There are older guests, most in there 60’s and 70’s, who’s opinions on style and class is very old world. They love golf, cigars, filet mignon and 14-year-old scotch. These guests, mostly white and overly tan, are used to lunch at the Palm in New York or D.C. So I send them to a Richmond equivalent, Morton’s Steak House is a safe bet or Bookbinder’s.
Then you have your young affluent crowd. The Internet poker types who love molecular gastronomy and mixology. If that’s not enough also they want a place with an artful décor, something hip with exposed concrete on the walls like some New York art studio. There are a handful of places I recommend for them, Balliceaux or the Roosevelt typically go over well.

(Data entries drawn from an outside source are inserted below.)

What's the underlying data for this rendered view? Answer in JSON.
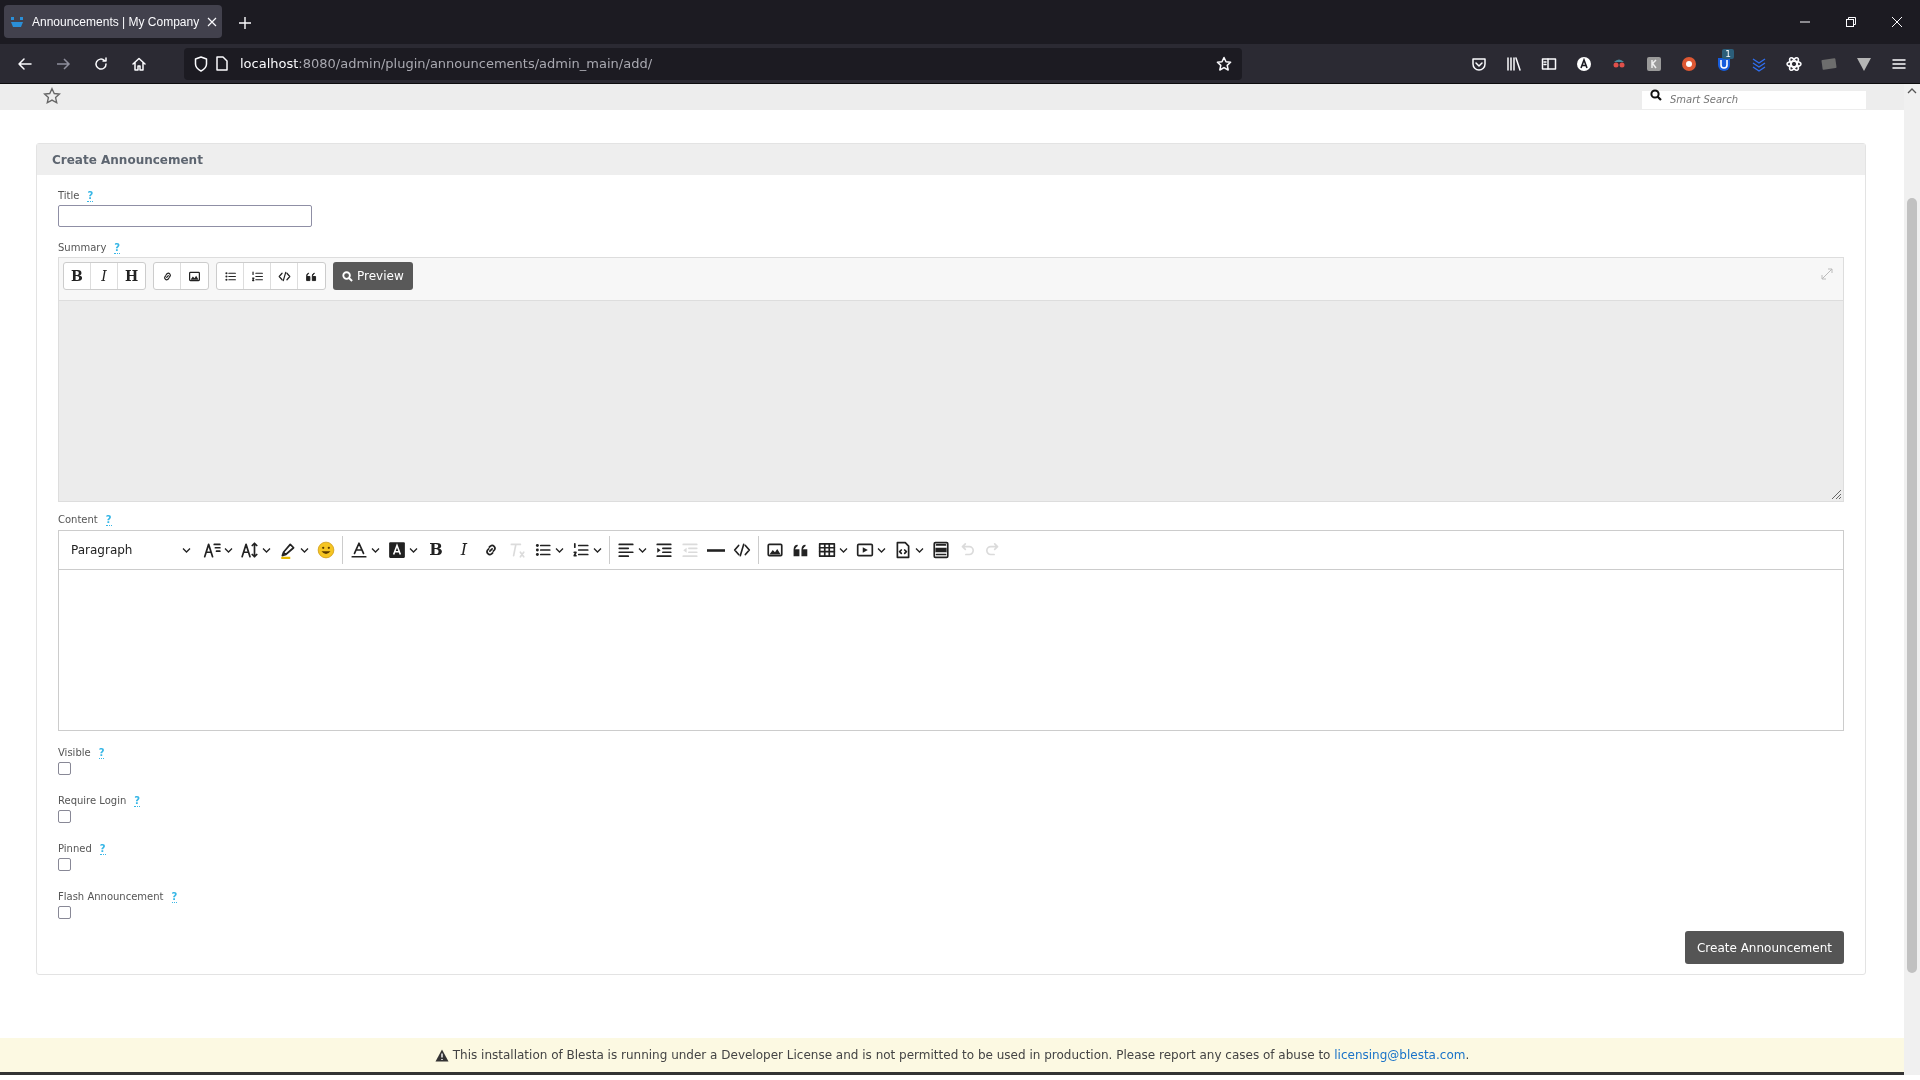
{
  "browser": {
    "tab_title": "Announcements | My Company",
    "url_host": "localhost",
    "url_path": ":8080/admin/plugin/announcements/admin_main/add/",
    "extension_badge": "1"
  },
  "page_header": {
    "search_placeholder": "Smart Search"
  },
  "card": {
    "title": "Create Announcement",
    "title_field": {
      "label": "Title",
      "help": "?"
    },
    "summary": {
      "label": "Summary",
      "help": "?",
      "toolbar_groups": [
        [
          {
            "kind": "bold",
            "label": "B"
          },
          {
            "kind": "italic",
            "label": "I"
          },
          {
            "kind": "heading",
            "label": "H"
          }
        ],
        [
          {
            "kind": "link"
          },
          {
            "kind": "image"
          }
        ],
        [
          {
            "kind": "bullets"
          },
          {
            "kind": "numbers"
          },
          {
            "kind": "code"
          },
          {
            "kind": "quote"
          }
        ]
      ],
      "preview_label": "Preview"
    },
    "content": {
      "label": "Content",
      "help": "?",
      "block_format": "Paragraph",
      "toolbar": [
        {
          "kind": "fontsize",
          "disabled": false
        },
        {
          "kind": "lineheight",
          "disabled": false
        },
        {
          "kind": "highlight",
          "disabled": false
        },
        {
          "kind": "emoji",
          "disabled": false
        },
        {
          "kind": "fontcolor",
          "disabled": false
        },
        {
          "kind": "bgcolor",
          "disabled": false
        },
        {
          "kind": "bold",
          "label": "B",
          "disabled": false
        },
        {
          "kind": "italic",
          "label": "I",
          "disabled": false
        },
        {
          "kind": "link",
          "disabled": false
        },
        {
          "kind": "clear",
          "disabled": true
        },
        {
          "kind": "bullets",
          "disabled": false
        },
        {
          "kind": "numbers",
          "disabled": false
        },
        {
          "kind": "align",
          "disabled": false
        },
        {
          "kind": "indent",
          "disabled": false
        },
        {
          "kind": "outdent",
          "disabled": true
        },
        {
          "kind": "hr",
          "disabled": false
        },
        {
          "kind": "code",
          "disabled": false
        },
        {
          "kind": "image",
          "disabled": false
        },
        {
          "kind": "quote",
          "disabled": false
        },
        {
          "kind": "table",
          "disabled": false
        },
        {
          "kind": "media",
          "disabled": false
        },
        {
          "kind": "template",
          "disabled": false
        },
        {
          "kind": "html",
          "disabled": false
        },
        {
          "kind": "undo",
          "disabled": true
        },
        {
          "kind": "redo",
          "disabled": true
        }
      ]
    },
    "options": [
      {
        "label": "Visible",
        "help": "?",
        "checked": false
      },
      {
        "label": "Require Login",
        "help": "?",
        "checked": false
      },
      {
        "label": "Pinned",
        "help": "?",
        "checked": false
      },
      {
        "label": "Flash Announcement",
        "help": "?",
        "checked": false
      }
    ],
    "submit_label": "Create Announcement"
  },
  "footer": {
    "text": "This installation of Blesta is running under a Developer License and is not permitted to be used in production. Please report any cases of abuse to ",
    "link": "licensing@blesta.com",
    "text_after": "."
  }
}
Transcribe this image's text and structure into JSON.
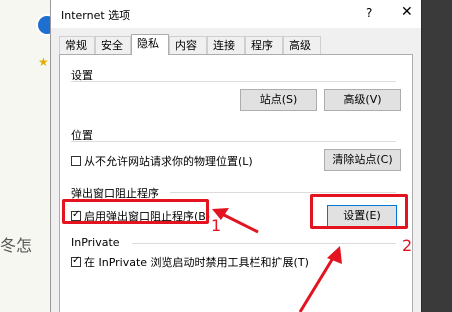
{
  "window": {
    "title": "Internet 选项",
    "help": "?",
    "close": "✕"
  },
  "tabs": [
    "常规",
    "安全",
    "隐私",
    "内容",
    "连接",
    "程序",
    "高级"
  ],
  "active_tab": "隐私",
  "settings": {
    "label": "设置",
    "sites_button": "站点(S)",
    "advanced_button": "高级(V)"
  },
  "location": {
    "label": "位置",
    "checkbox_label": "从不允许网站请求你的物理位置(L)",
    "checkbox_checked": false,
    "clear_sites_button": "清除站点(C)"
  },
  "popup": {
    "label": "弹出窗口阻止程序",
    "checkbox_label": "启用弹出窗口阻止程序(B)",
    "checkbox_checked": true,
    "settings_button": "设置(E)"
  },
  "inprivate": {
    "label": "InPrivate",
    "checkbox_label": "在 InPrivate 浏览启动时禁用工具栏和扩展(T)",
    "checkbox_checked": true
  },
  "annotations": {
    "step1": "1",
    "step2": "2",
    "color": "#e3131f"
  }
}
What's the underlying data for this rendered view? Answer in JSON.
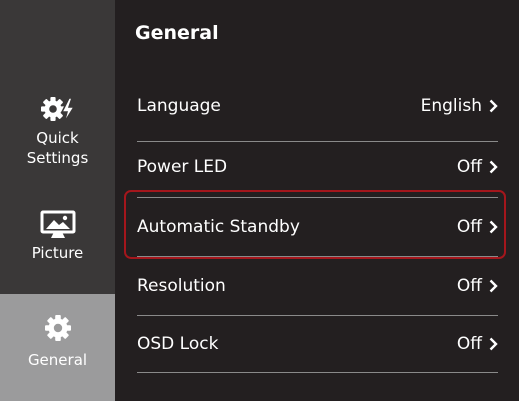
{
  "sidebar": {
    "items": [
      {
        "label": "Quick\nSettings",
        "icon": "quick-settings-gear-bolt-icon"
      },
      {
        "label": "Picture",
        "icon": "monitor-picture-icon"
      },
      {
        "label": "General",
        "icon": "gear-icon",
        "selected": true
      }
    ]
  },
  "main": {
    "title": "General",
    "rows": [
      {
        "label": "Language",
        "value": "English"
      },
      {
        "label": "Power LED",
        "value": "Off"
      },
      {
        "label": "Automatic Standby",
        "value": "Off",
        "highlighted": true
      },
      {
        "label": "Resolution",
        "value": "Off"
      },
      {
        "label": "OSD Lock",
        "value": "Off"
      }
    ]
  },
  "colors": {
    "background": "#231f20",
    "sidebar": "#3a3838",
    "selected_nav": "#9b9b9c",
    "highlight_border": "#a4161c",
    "divider": "#8a8a8a"
  }
}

But as of late I have been having more and more guests who are incredibly hard to please. They ask for strange things like a place where they can have dinner with their dog. They also come up with weird combinations like a place with Asian fusion food a river view and Jazz piano. While I would love to say, “Why, look no further than the Szechwan House Piano Bar!” I can’t say that because no such place exists. You just made it up.
It’s a funny phenomenon but there is a reason for the recent uptick in these crazy demands. The market for restaurants in most cities is saturated and so restaurants have had to carve out there own niche. There are many burger joints in this town but one opened up recently serving only New Zealand grass fed beef (I have had one of them and they are quite good). Some other restaurants have responded by making everything in house including mustard and ketchup, I was joking with one such small restaurant owner who said if it kept going at this pace she would have to start throwing her own pottery for the plates.
Restaurant patrons have responded as well by increasing their expectations for dining. ‘Why don’t you have an Asian fusion piano bar? You have a New Zealand burger place and two Ethiopian restaurants,’ they think to themselves. Because there are so many seemingly strange places to eat guests now believe they can essentially make up a restaurant and it will be there somewhere on the map for them.
So please, next time you find yourself in a new town and ask someone where to eat, keep it simple. If you ask for great Italian food, casual American or great seafood you will most likely get exactly what you’re looking for. But if you ask for the perfect restaurant that doesn’t actually exist you will be disappointed.